Leon, Lonca delegesinin konuşmasını sessizce dinlerken ayakta duruyordu.
'Gizemli Örtü Tarikatı'
Loncalarda ilk 8'e giren Leon, loncalar tarafından seçildi.
Kötü performansı nedeniyle, hisse senedi 8. rütbe Guild'e kadar düşmüştü. Onun için pek bir fark yaratmadı.
Aslında bir Loncaya katılmayı hiç planlamamıştı.
…..Ne de olsa o zaten Evenos hanedanına bağlı bir şövalyeydi.
Bir loncaya katılmasına gerek yoktu.
Aslında bir loncaya katılsaydı, Julien'in de katılacağı lonca o olurdu.
“Önümüzdeki birkaç gün boyunca, kurtarma görevi için seni eğitmekten ben sorumlu olacağım. Kadetlerin tedarik bölgesinden çıkmadan önce öğrenmesi gereken birçok şey var. Ayna Boyutu, düşündüğünden çok daha acımasız bir dünya.”
Delege etrafta dolaştıktan sonra sonunda onları geniş bir odaya doğru götürdü.
Odanın içinde, ortasında küçük bir açıklık bulunan, yüzün üzerinde daracık elbise vardı.
“Artık güvendesiniz çünkü Tedarik İstasyonundayız ve yakındaki bölgedeki tüm radyasyonla ilgilenildi. Ancak…”
Delege ciddi bir ifadeyle etrafına baktı.
“…..Aynı şey Ayna Boyutu'ndaki radyasyonun inanılmaz derecede yüksek olduğu diğer alanlar için söylenemez. Tam burada bulunan bu giysiler radyasyona karşı korunmanıza yardımcı olmak içindir. Kurtarma görevine çıkmadan önce hepiniz bunları giymek zorunda kalacaksınız.”
Leon hafifçe gözlerini kısarak takım elbiselere baktı.

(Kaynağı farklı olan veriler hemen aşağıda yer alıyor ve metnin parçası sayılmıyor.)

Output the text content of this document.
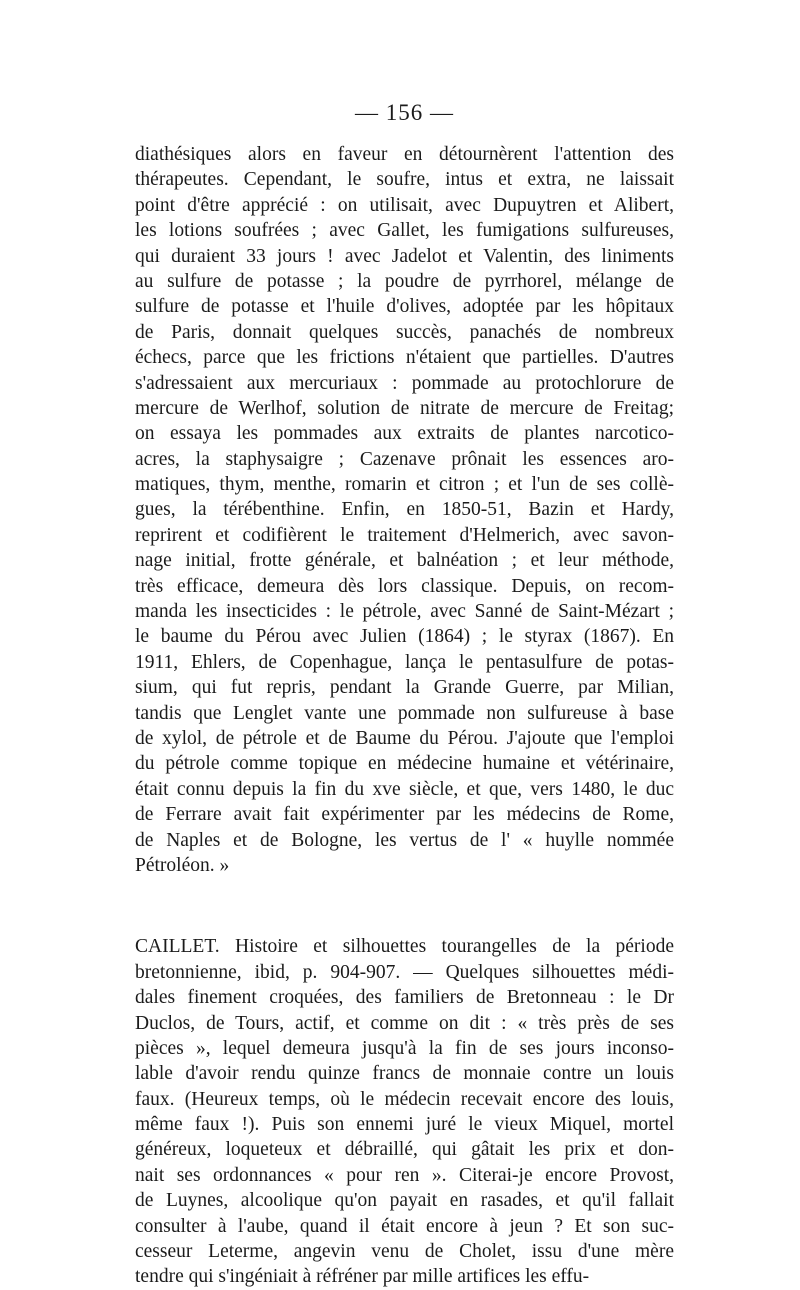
— 156 —
diathésiques alors en faveur en détournèrent l'attention des
thérapeutes. Cependant, le soufre, intus et extra, ne laissait
point d'être apprécié : on utilisait, avec Dupuytren et Alibert,
les lotions soufrées ; avec Gallet, les fumigations sulfureuses,
qui duraient 33 jours ! avec Jadelot et Valentin, des liniments
au sulfure de potasse ; la poudre de pyrrhorel, mélange de
sulfure de potasse et l'huile d'olives, adoptée par les hôpitaux
de Paris, donnait quelques succès, panachés de nombreux
échecs, parce que les frictions n'étaient que partielles. D'autres
s'adressaient aux mercuriaux : pommade au protochlorure de
mercure de Werlhof, solution de nitrate de mercure de Freitag;
on essaya les pommades aux extraits de plantes narcotico-
acres, la staphysaigre ; Cazenave prônait les essences aro-
matiques, thym, menthe, romarin et citron ; et l'un de ses collè-
gues, la térébenthine. Enfin, en 1850-51, Bazin et Hardy,
reprirent et codifièrent le traitement d'Helmerich, avec savon-
nage initial, frotte générale, et balnéation ; et leur méthode,
très efficace, demeura dès lors classique. Depuis, on recom-
manda les insecticides : le pétrole, avec Sanné de Saint-Mézart ;
le baume du Pérou avec Julien (1864) ; le styrax (1867). En
1911, Ehlers, de Copenhague, lança le pentasulfure de potas-
sium, qui fut repris, pendant la Grande Guerre, par Milian,
tandis que Lenglet vante une pommade non sulfureuse à base
de xylol, de pétrole et de Baume du Pérou. J'ajoute que l'emploi
du pétrole comme topique en médecine humaine et vétérinaire,
était connu depuis la fin du xve siècle, et que, vers 1480, le duc
de Ferrare avait fait expérimenter par les médecins de Rome,
de Naples et de Bologne, les vertus de l' « huylle nommée
Pétroléon. »
CAILLET. Histoire et silhouettes tourangelles de la période
bretonnienne, ibid, p. 904-907. — Quelques silhouettes médi-
dales finement croquées, des familiers de Bretonneau : le Dr
Duclos, de Tours, actif, et comme on dit : « très près de ses
pièces », lequel demeura jusqu'à la fin de ses jours inconso-
lable d'avoir rendu quinze francs de monnaie contre un louis
faux. (Heureux temps, où le médecin recevait encore des louis,
même faux !). Puis son ennemi juré le vieux Miquel, mortel
généreux, loqueteux et débraillé, qui gâtait les prix et don-
nait ses ordonnances « pour ren ». Citerai-je encore Provost,
de Luynes, alcoolique qu'on payait en rasades, et qu'il fallait
consulter à l'aube, quand il était encore à jeun ? Et son suc-
cesseur Leterme, angevin venu de Cholet, issu d'une mère
tendre qui s'ingéniait à réfréner par mille artifices les effu-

Elini uzatarak takım elbiselerden birine dokundu. Dokunulduğunda pürüzsüzdü ve kumaş aşırı ince görünüyordu.
'Rahat görünmüyor.'
Aksine aşırı sıkı görünüyordu.
Tam bırakacakken bütün vücudu karıncalandı.
“Hımm?”
Artık çok aşina olduğu bir duyguydu bu.
Onun içgüdüleri.
Onlar hareketleniyorlardı.
….ve.
“Haaa.”
Ensesindeki tüyler diken diken oldu.
Başını eğip eline baktığında ifadesi dağıldı.
Yine titriyordu.
'Yine mi bu?'
Korkunun tamamen ortadan kalkması ne kadar zaman alacaktı?
Julien'le kavga etmesinin üzerinden neredeyse bir hafta geçmişti ve hâlâ Duygusal becerilerinin yan etkilerinden muzdaripti.
Onu çaresiz bıraktı.
Taktığı kolyeyi sıkı sıkı tutarak iç çekti.

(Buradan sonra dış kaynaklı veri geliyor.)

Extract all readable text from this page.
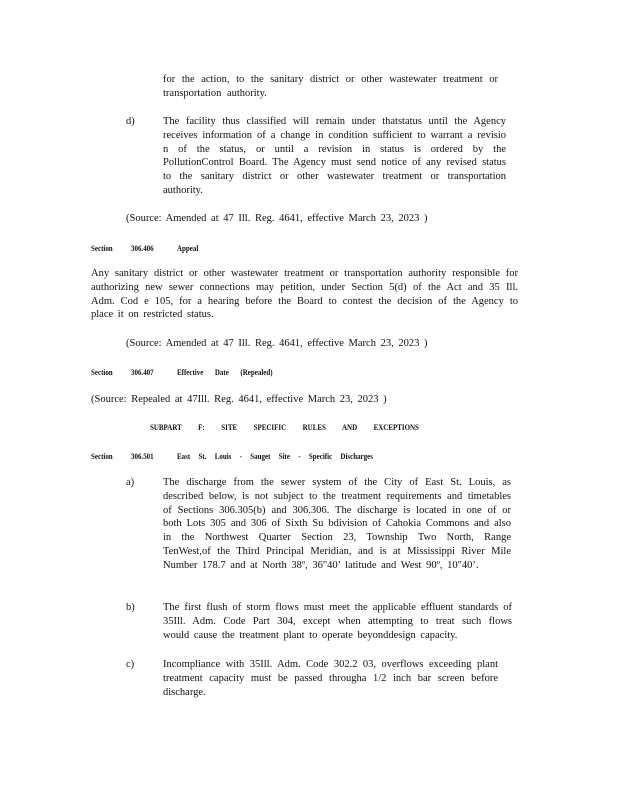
for the action, to the sanitary district or other wastewater treatment or transportation authority.

d)	The facility thus classified will remain under thatstatus until the Agency receives information of a change in condition sufficient to warrant a revisio n of the status, or until a revision in status is ordered by the PollutionControl Board. The Agency must send notice of any revised status to the sanitary district or other wastewater treatment or transportation authority.

(Source: Amended at 47 Ill. Reg. 4641, effective March 23, 2023 )

Section 306.406	Appeal

Any sanitary district or other wastewater treatment or transportation authority responsible for authorizing new sewer connections may petition, under Section 5(d) of the Act and 35 Ill. Adm. Cod e 105, for a hearing before the Board to contest the decision of the Agency to place it on restricted status.

(Source: Amended at 47 Ill. Reg. 4641, effective March 23, 2023 )

Section 306.407	Effective Date (Repealed)

(Source: Repealed at 47Ill. Reg. 4641, effective March 23, 2023 )

SUBPART F: SITE SPECIFIC RULES AND EXCEPTIONS
Section 306.501	East St. Louis - Sauget Site - Specific Discharges
a)	The discharge from the sewer system of the City of East St. Louis, as described below, is not subject to the treatment requirements and timetables of Sections 306.305(b) and 306.306. The discharge is located in one of or both Lots 305 and 306 of Sixth Su bdivision of Cahokia Commons and also in the Northwest Quarter Section 23, Township Two North, Range TenWest,of the Third Principal Meridian, and is at Mississippi River Mile Number 178.7 and at North 38º, 36"40’ latitude and West 90º, 10"40’.

b)	The first flush of storm flows must meet the applicable effluent standards of 35Ill. Adm. Code Part 304, except when attempting to treat such flows would cause the treatment plant to operate beyonddesign capacity.

c)	Incompliance with 35Ill. Adm. Code 302.2 03, overflows exceeding plant treatment capacity must be passed througha 1/2 inch bar screen before discharge.
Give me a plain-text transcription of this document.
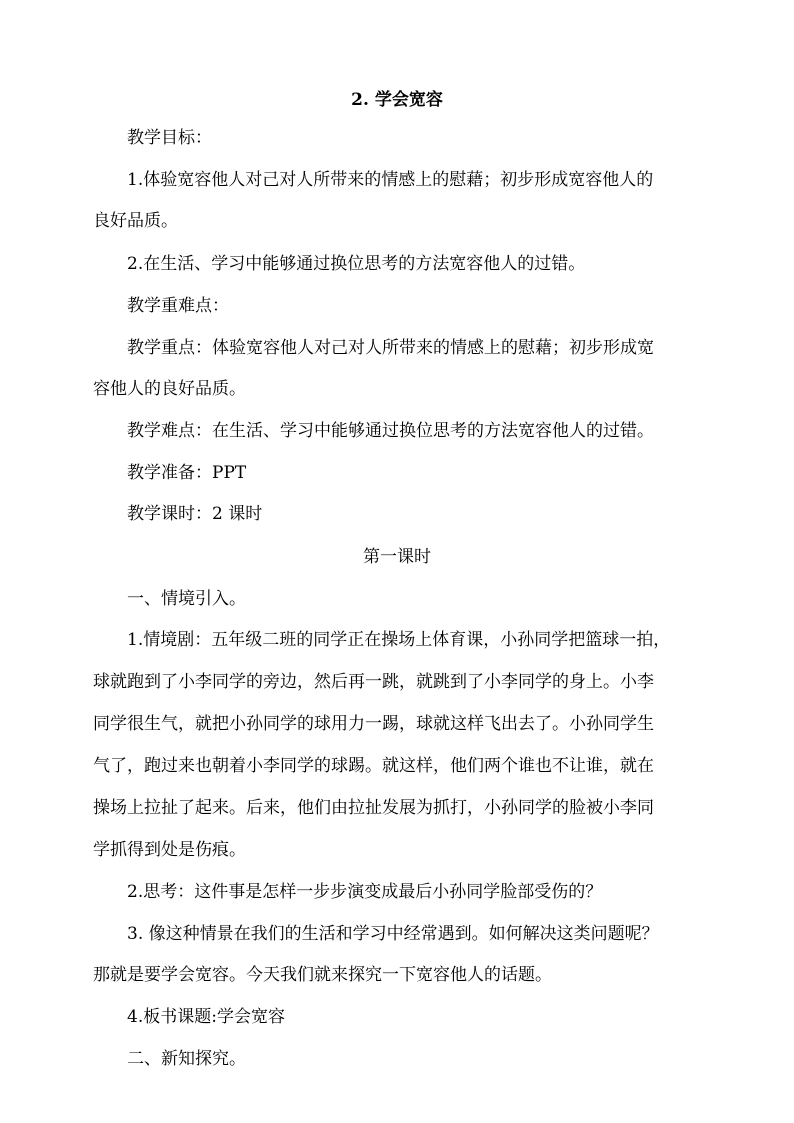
2. 学会宽容
教学目标：
1.体验宽容他人对己对人所带来的情感上的慰藉；初步形成宽容他人的
良好品质。
2.在生活、学习中能够通过换位思考的方法宽容他人的过错。
教学重难点：
教学重点：体验宽容他人对己对人所带来的情感上的慰藉；初步形成宽
容他人的良好品质。
教学难点：在生活、学习中能够通过换位思考的方法宽容他人的过错。
教学准备：PPT
教学课时：2 课时
第一课时
一、情境引入。
1.情境剧：五年级二班的同学正在操场上体育课，小孙同学把篮球一拍，
球就跑到了小李同学的旁边，然后再一跳，就跳到了小李同学的身上。小李
同学很生气，就把小孙同学的球用力一踢，球就这样飞出去了。小孙同学生
气了，跑过来也朝着小李同学的球踢。就这样，他们两个谁也不让谁，就在
操场上拉扯了起来。后来，他们由拉扯发展为抓打，小孙同学的脸被小李同
学抓得到处是伤痕。
2.思考：这件事是怎样一步步演变成最后小孙同学脸部受伤的？
3. 像这种情景在我们的生活和学习中经常遇到。如何解决这类问题呢？
那就是要学会宽容。今天我们就来探究一下宽容他人的话题。
4.板书课题:学会宽容
二、新知探究。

'…Sanırım bunun daha iyi bir versiyonuna ihtiyacım var.'
Keşke nereden bulacağını bilseydi.
“Hımm?”
Zihninin arka tarafı yine karıncalanmaya başladı.
Kaşlarını çatan Leon, ellerinin titremesini durdurmadığını fark etti.
“Ne var bunda…”
Bir an için Julien'in becerisinin yan etkilerinin kötüleşmeye başladığı göründü.

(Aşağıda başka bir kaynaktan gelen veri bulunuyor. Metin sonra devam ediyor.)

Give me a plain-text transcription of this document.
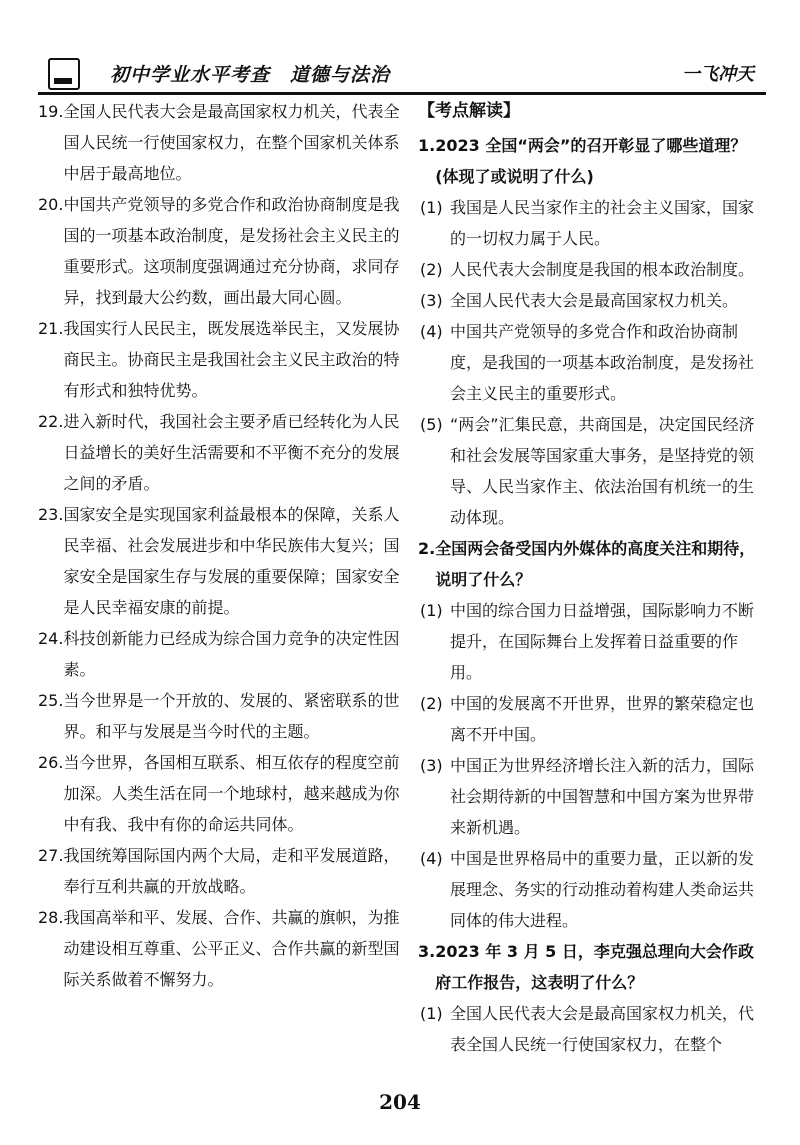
初中学业水平考查　道德与法治	一飞冲天
19. 全国人民代表大会是最高国家权力机关，代表全国人民统一行使国家权力，在整个国家机关体系中居于最高地位。
20. 中国共产党领导的多党合作和政治协商制度是我国的一项基本政治制度，是发扬社会主义民主的重要形式。这项制度强调通过充分协商，求同存异，找到最大公约数，画出最大同心圆。
21. 我国实行人民民主，既发展选举民主，又发展协商民主。协商民主是我国社会主义民主政治的特有形式和独特优势。
22. 进入新时代，我国社会主要矛盾已经转化为人民日益增长的美好生活需要和不平衡不充分的发展之间的矛盾。
23. 国家安全是实现国家利益最根本的保障，关系人民幸福、社会发展进步和中华民族伟大复兴；国家安全是国家生存与发展的重要保障；国家安全是人民幸福安康的前提。
24. 科技创新能力已经成为综合国力竞争的决定性因素。
25. 当今世界是一个开放的、发展的、紧密联系的世界。和平与发展是当今时代的主题。
26. 当今世界，各国相互联系、相互依存的程度空前加深。人类生活在同一个地球村，越来越成为你中有我、我中有你的命运共同体。
27. 我国统筹国际国内两个大局，走和平发展道路，奉行互利共赢的开放战略。
28. 我国高举和平、发展、合作、共赢的旗帜，为推动建设相互尊重、公平正义、合作共赢的新型国际关系做着不懈努力。
【考点解读】
1. 2023 全国“两会”的召开彰显了哪些道理？(体现了或说明了什么)
(1) 我国是人民当家作主的社会主义国家，国家的一切权力属于人民。
(2) 人民代表大会制度是我国的根本政治制度。
(3) 全国人民代表大会是最高国家权力机关。
(4) 中国共产党领导的多党合作和政治协商制度，是我国的一项基本政治制度，是发扬社会主义民主的重要形式。
(5) “两会”汇集民意，共商国是，决定国民经济和社会发展等国家重大事务，是坚持党的领导、人民当家作主、依法治国有机统一的生动体现。
2. 全国两会备受国内外媒体的高度关注和期待，说明了什么？
(1) 中国的综合国力日益增强，国际影响力不断提升，在国际舞台上发挥着日益重要的作用。
(2) 中国的发展离不开世界，世界的繁荣稳定也离不开中国。
(3) 中国正为世界经济增长注入新的活力，国际社会期待新的中国智慧和中国方案为世界带来新机遇。
(4) 中国是世界格局中的重要力量，正以新的发展理念、务实的行动推动着构建人类命运共同体的伟大进程。
3. 2023 年 3 月 5 日，李克强总理向大会作政府工作报告，这表明了什么？
(1) 全国人民代表大会是最高国家权力机关，代表全国人民统一行使国家权力，在整个
204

Ama tam bu sırada Leon bir şey fark etti.
Korku…
Bu Julien'in duygusal yeteneğinden kaynaklanmıyordu.
….Bunu tetikleyen başka bir şey vardı.
Peki tam olarak ne?
Peki onun bu içgüdülerini tetikleyen şey tam olarak ne olabilir?
“…..”
Leon'un başı odanın içinde sağa sola döndü.
Hâlâ konuşmakta olan delegeye aldırmadan bakışları odanın belli bir noktasına kaydı.
Başının arkasındaki karıncalanma şiddetlendi.
'İşte, buradan geliyor.'
Bunu belli etmemeye dikkat ederek Leon, hissiyatın olduğu yere doğru yürüdü. İlk bakışta, sadece takım elbiselerle dolu bir gardıroptu. Ancak, Leon ona doğru yürürken durdu.
“…..”
Sessizce başını eğdi ve takım elbiseleri bir kenara itti.
İşte o zaman gördü onu.
Kök.
…..Toprağın altından fışkıran siyah bir kök.